Was ist persönliche Schutzausrüstung?

Die persönliche Schutzausrüstung umfasst sowohl Arbeitsschutzkleidung als auch alle Arten von am Körper getragener Zusatzausstattung – von Schutzbrillen bis zu verstärkten Stiefeln.Laut Art. 5 der Verordnung über die Unfallverhütung (VUV) handelt es sich dabei um „Schutzhelme, Haarnetze, Schutzbrillen, Schutzschilde, Gehörschutzmittel, Atemschutzgeräte, Schutzschuhe, Schutzhandschuhe, Schutzkleidung, Schutzgeräte gegen Absturz und Ertrinken, Hautschutzmittel sowie nötigenfalls auch besondere Wäschestücke“. Diese müssen dann zur Verfügung gestellt werden, wenn technische oder organisatorische Massnahmen nicht zur Unfallverhütung ausreichen.

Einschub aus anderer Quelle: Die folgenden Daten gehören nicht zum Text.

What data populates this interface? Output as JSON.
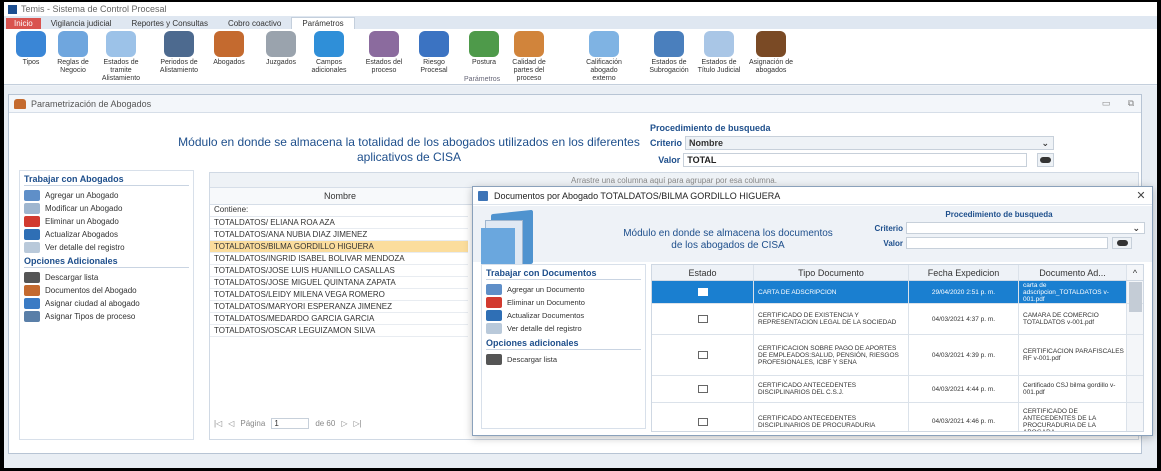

Unternehmen sind in der Pflicht, die Gefahren am Arbeitsplatz auf ein Minimum zu reduzieren, insbesondere in Industrieanlagen und Fabriken. Zu den hierfür erforderlichen Massnahmen gehören die Schulung des Personals, das Errichten von Barrieren wie Geländer sowie die regelmässige Wartung von Arbeitsmaschinen. Nun ist es allerdings nicht immer möglich, all diese Vorkehrungen zu treffen, insbesondere, wenn die Arbeitsumgebung kein fester Standort ist. Arbeitsschutzkleidung muss also den Schutz bieten, die das risikoarme Arbeiten in gefährlicher Umgebung überhaupt erst ermöglichen. Das beste Beispiel hierfür ist persönliche Schutzausrüstung für Feuerwehr, die an viele verschiedene Orte zum Einsatz gerufen wird.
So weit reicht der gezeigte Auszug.